I was appalled earlier to hear the member for York West try to take credit for the working income tax benefit, known as WITB, and the tax-free savings account. The Liberals had 13 years in government and they did neither of those things. We became the government and we implemented both of them, despite the fact that we are in a minority Parliament. That is good public policy for Canada and I would hope the Liberal member opposite would acknowledge that.

Pensions
Government Orders

8:25 p.m.

NDP

Wayne Marston Hamilton East—Stoney Creek, ON

Madam Chair, I was pleased to hear the finance minister talk about taxation. We have had taxation in Manitoba under the Doer government. Lorne Calvert and other NDP governments across Canada balanced the books repeatedly, over and over, but at the same time they took care of the social welfare of people.

If we want to talk about a corporate tax rate that is competitive with the United States, fine. However, the Americans are at 36% and we are dropping to 15%. Where is the competition? That is ridiculous.

The Conservatives are taking the fiscal capacity out of the country to take care of our seniors. They are taking $14 billion to $16 billion a year out of the fiscal capacity to do what is necessary for a better country.
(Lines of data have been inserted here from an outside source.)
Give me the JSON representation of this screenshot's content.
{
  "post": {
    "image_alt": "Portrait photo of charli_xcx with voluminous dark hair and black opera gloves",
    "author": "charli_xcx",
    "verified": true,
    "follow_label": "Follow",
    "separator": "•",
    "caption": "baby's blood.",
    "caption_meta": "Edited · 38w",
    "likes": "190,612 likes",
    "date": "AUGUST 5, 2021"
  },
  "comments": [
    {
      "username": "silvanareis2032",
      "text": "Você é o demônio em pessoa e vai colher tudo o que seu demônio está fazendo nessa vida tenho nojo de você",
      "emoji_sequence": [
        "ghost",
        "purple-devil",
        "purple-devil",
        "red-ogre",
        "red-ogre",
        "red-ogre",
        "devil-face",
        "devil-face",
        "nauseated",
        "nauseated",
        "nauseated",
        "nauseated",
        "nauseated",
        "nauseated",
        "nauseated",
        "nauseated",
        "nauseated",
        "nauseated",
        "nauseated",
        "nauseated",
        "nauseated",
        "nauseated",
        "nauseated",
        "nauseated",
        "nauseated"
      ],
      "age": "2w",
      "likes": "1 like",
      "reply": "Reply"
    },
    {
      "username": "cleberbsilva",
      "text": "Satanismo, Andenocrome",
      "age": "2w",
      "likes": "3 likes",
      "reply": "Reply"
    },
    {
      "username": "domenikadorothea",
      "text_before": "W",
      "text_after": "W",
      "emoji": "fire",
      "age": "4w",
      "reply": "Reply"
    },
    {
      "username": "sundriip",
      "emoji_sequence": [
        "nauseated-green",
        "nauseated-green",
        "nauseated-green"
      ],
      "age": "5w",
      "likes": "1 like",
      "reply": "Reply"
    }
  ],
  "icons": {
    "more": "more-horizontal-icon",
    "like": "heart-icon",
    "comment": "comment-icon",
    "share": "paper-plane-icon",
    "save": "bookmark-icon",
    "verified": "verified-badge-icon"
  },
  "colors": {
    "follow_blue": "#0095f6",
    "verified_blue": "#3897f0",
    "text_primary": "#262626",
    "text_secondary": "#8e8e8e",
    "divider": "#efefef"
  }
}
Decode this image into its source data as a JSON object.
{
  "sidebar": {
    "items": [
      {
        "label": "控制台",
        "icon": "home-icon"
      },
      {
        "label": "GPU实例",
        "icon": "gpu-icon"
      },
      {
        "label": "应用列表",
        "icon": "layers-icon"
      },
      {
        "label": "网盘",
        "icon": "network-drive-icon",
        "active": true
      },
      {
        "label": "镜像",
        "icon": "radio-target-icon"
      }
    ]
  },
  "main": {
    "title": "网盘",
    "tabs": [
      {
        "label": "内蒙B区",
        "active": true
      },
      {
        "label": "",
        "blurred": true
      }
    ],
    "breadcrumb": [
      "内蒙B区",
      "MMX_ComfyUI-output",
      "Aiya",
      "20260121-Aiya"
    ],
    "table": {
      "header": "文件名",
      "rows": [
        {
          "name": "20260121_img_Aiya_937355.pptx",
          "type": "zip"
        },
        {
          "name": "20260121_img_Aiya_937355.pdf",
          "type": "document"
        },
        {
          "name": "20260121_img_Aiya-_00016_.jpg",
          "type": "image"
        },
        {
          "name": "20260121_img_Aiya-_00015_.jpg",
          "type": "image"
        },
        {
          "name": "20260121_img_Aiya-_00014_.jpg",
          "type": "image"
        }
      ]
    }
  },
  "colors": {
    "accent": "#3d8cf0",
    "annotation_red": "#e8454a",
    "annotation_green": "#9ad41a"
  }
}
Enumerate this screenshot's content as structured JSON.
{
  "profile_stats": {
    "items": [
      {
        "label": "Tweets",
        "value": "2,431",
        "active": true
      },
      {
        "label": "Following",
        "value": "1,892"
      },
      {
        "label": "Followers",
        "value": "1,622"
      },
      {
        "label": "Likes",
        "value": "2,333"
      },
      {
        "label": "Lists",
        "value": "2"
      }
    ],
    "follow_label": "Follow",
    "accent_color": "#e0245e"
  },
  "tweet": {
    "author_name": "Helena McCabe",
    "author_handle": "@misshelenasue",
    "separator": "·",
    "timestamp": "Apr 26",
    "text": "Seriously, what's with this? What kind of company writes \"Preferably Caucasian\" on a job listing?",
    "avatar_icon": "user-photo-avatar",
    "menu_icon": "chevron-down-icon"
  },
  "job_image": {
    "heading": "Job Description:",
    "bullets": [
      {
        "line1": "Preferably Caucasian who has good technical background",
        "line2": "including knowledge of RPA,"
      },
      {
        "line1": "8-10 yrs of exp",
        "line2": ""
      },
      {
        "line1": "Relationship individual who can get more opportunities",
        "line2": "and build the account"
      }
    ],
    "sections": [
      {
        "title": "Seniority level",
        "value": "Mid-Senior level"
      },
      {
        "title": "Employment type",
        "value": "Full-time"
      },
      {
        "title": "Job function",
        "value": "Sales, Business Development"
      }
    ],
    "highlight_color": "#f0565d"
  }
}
That may be humourous to them, but because of it people are suffering.

Pensions
Government Orders

8:25 p.m.

NDP

John Rafferty Thunder Bay—Rainy River, ON

Madam Chair, I would like to change tack a bit and not get into all the arguments they are having. This is a question for the member that I hope he can answer at some length, if we still have time.

Today marked the third day of committee hearings on my bill, Bill C-501, which is an act to protect pensions for six million Canadians and their families right across this country. While there are some problems and some difficulties, we are working on them, and I hope that all the parties are working together on this.

One of the things that happened today was that we had a lot of witnesses from industry. They seemed very concerned that defined benefit plans are going to disappear or they are going down. They said, “Woe is me; what are we going to do?” I suggested an alternative and I would like the member to make a comment on it.

The alternative was the we have the best pension plan in the country that we can be part of, and it is the CPP. The Canada pension plan is the best pension plan we have. Everybody can participate. Everybody can be protected and, most importantly, the government cannot get its hands on the money.

I would like to ask the member if he would expand on his thoughts about the CPP and the value that it will have on an ongoing basis as we move forward in this debate.

Pensions
Government Orders

8:25 p.m.

NDP

Wayne Marston Hamilton East—Stoney Creek, ON

Madam Chair, in fact I originally proposed Bill C-476, the Nortel bill. It was not timely and the member took it over and brought it to committee, for which I thank him and for the work he has done on it.

It is very clear that we have a system in Canada. The old age security system, which started in 1927, was to end poverty. The CPP was intended to do the same thing. Both have worked reasonably well over the long term, but the reality is that going forward, as the member for York West was saying a few moments ago, with the number of people who are going to be facing retirement in the coming years, it is essential that we build and expand that foundation. By taking the core assets of CPP and increasing them over 35 years, we can double the portion that is available.

In Hamilton, U.S. Steel right now is trying to take away the defined benefit plan for steelworkers, and that is happening in multiple workplaces across the country. If we lose the defined benefit plan, what is going to catch these people if the market is down when they do retire? We have to work on that foundation.